TFSA: the withdrawal trap
The most-misunderstood TFSA rule: when you withdraw from a TFSA, that withdrawn amount is added back to your contribution room — but not until January 1st of the next calendar year.
If you over-contribute trying to "replace" a withdrawal in the same year, the CRA charges a 1% per month penalty on the over-contribution. This trips up thousands of people every year.
Annual TFSA limits (Canadian residents who turned 18 in or before that year)
- 2009–2012: $5,000/year
- 2013–2014: $5,500/year
- 2015: $10,000 (one-year increase, then rolled back)
- 2016–2018: $5,500/year
- 2019–2022: $6,000/year
- 2023: $6,500
- 2024: $7,000
- 2025: $7,000
- 2026: $7,000
RRSP basics
Your RRSP room grows each year by 18% of last year's earned income (capped — for 2026, $33,810), minus your pension adjustment. Unused room carries forward indefinitely. You can also borrow against future room (over-contribute by up to $2,000 without penalty as a buffer).
Always verify
The numbers here are estimates. Your actual room may differ — for example, if you've ever held US-situs securities and had foreign withholding tax issues, if you've held a Quebec-only QPP-equivalent pension, or if you've moved into/out of Canada partway through a year. Check your CRA My Account for the authoritative figure.
Frequently asked questions
- My CRA My Account shows a different number than this tool. Which is right?
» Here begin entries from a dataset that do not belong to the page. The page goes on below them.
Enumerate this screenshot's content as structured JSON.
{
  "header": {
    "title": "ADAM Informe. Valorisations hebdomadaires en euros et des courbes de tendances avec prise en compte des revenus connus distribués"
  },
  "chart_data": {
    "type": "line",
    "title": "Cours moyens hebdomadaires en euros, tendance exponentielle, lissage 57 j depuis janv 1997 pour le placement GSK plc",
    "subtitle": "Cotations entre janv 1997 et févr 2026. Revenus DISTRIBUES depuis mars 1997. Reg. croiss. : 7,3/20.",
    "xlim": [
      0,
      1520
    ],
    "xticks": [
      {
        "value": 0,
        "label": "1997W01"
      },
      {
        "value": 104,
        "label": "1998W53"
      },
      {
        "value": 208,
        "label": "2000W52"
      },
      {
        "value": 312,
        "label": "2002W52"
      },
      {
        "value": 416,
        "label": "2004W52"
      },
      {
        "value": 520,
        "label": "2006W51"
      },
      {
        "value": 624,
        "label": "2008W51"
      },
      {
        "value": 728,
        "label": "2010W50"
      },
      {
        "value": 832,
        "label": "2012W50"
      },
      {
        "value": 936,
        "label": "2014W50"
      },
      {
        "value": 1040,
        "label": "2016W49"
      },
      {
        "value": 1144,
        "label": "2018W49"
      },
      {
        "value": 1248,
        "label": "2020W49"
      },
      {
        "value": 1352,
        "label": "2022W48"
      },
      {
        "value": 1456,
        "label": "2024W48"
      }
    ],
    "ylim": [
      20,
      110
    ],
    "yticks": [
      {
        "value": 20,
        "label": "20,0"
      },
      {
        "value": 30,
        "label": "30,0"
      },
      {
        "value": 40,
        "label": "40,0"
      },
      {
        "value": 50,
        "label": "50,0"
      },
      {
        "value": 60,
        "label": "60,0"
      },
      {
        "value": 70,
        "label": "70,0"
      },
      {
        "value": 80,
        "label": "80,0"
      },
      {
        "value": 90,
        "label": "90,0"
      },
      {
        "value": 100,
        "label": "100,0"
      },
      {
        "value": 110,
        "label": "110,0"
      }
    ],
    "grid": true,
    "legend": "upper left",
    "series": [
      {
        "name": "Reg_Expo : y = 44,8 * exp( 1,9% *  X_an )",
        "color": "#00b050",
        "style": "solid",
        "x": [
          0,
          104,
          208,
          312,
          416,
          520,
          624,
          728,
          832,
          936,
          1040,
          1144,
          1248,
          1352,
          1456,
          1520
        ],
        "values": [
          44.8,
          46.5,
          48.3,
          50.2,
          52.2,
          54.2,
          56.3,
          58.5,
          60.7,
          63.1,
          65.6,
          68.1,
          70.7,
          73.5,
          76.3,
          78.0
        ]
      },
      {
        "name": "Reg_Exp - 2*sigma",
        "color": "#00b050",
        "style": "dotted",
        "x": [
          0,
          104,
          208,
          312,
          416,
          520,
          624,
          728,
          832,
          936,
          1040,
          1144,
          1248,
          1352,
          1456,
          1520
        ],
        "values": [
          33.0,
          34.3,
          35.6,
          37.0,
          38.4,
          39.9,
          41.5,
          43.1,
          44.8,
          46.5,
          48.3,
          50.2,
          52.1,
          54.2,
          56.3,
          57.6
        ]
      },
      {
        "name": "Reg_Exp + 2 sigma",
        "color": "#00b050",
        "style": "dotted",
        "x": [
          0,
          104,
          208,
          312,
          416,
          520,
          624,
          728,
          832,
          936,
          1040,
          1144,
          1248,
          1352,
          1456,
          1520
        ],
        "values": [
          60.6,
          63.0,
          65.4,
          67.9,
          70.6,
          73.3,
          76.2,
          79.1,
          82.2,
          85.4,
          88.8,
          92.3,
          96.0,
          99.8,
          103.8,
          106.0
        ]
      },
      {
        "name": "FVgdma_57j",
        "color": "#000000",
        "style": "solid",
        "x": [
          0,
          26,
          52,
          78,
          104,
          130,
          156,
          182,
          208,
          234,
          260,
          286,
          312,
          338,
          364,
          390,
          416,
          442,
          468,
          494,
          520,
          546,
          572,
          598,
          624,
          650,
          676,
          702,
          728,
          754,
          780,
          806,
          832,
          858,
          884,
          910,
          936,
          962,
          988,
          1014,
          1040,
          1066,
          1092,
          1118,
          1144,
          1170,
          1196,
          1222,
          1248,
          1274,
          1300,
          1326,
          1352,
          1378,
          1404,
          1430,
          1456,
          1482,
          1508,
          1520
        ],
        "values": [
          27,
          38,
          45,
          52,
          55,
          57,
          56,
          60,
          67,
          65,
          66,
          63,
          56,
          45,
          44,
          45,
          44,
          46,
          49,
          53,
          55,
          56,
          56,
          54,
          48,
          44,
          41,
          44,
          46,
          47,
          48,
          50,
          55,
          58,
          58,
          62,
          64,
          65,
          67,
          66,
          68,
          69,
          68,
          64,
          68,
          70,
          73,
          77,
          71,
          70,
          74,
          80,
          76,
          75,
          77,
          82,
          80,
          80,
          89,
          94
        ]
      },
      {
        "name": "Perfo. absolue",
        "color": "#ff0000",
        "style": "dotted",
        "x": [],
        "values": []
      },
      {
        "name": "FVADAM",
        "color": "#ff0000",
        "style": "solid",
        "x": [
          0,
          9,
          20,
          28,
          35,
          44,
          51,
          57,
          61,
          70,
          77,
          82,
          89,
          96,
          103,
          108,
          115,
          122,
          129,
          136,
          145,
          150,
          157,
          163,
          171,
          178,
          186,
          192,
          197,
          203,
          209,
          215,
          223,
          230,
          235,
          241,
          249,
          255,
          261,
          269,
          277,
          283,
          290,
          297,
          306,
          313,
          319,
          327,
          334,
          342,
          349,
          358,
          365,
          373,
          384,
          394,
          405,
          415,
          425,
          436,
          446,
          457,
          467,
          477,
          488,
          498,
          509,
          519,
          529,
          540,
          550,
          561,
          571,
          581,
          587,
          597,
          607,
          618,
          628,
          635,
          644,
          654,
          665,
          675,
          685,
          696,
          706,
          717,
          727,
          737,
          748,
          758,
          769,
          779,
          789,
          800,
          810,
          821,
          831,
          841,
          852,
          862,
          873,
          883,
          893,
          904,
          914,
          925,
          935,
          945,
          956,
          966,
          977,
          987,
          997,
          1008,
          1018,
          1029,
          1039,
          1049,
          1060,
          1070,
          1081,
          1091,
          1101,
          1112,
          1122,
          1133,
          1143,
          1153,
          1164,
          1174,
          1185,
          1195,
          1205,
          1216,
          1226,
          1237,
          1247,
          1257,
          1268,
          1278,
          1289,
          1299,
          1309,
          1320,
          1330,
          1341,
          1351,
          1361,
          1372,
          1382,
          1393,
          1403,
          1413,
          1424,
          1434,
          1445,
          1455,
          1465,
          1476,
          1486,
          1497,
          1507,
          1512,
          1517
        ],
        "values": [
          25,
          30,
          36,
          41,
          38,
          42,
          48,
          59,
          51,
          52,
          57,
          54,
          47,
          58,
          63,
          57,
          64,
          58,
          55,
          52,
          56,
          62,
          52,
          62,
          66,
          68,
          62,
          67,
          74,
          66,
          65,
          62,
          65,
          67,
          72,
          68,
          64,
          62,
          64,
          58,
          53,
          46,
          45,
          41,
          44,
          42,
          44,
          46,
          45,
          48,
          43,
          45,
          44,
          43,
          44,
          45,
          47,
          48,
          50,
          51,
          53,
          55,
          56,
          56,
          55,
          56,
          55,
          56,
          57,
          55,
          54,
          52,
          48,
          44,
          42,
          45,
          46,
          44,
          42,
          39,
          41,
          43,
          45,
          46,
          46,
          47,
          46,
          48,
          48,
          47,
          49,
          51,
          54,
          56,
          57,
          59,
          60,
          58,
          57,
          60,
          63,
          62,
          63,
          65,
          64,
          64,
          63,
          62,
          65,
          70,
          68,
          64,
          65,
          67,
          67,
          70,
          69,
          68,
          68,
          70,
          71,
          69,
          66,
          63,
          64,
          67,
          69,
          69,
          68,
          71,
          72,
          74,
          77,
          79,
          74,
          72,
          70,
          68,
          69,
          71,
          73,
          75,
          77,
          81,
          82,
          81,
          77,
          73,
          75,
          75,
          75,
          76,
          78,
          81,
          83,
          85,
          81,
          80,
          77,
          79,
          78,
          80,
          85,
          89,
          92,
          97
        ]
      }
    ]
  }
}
- CRA. Always. Their number incorporates information you may not have entered (past unused room, pension adjustments you don't remember, prior over-contributions). The tool is for "rough sanity check" purposes; CRA is the authority.
- I withdrew $5,000 from my TFSA last week. Can I put it back today?
- No — well, you can, but only out of new (unused) room. The withdrawn amount only becomes available again on January 1 of the year after the withdrawal. Putting it back this year using already-used room creates an over-contribution and triggers penalties.
- What's the difference between "contribution room" and "deduction limit" for RRSP?
- They're the same number, just CRA uses both names depending on context. Your "RRSP deduction limit" is what shows on your Notice of Assessment; that's the same as your contribution room.
- Are the 2026 limits final?
- Yes for TFSA ($7,000) and RRSP ($33,810). They're both indexed to inflation but were confirmed by CRA in late 2025. Future years' limits will be announced by CRA each November/December.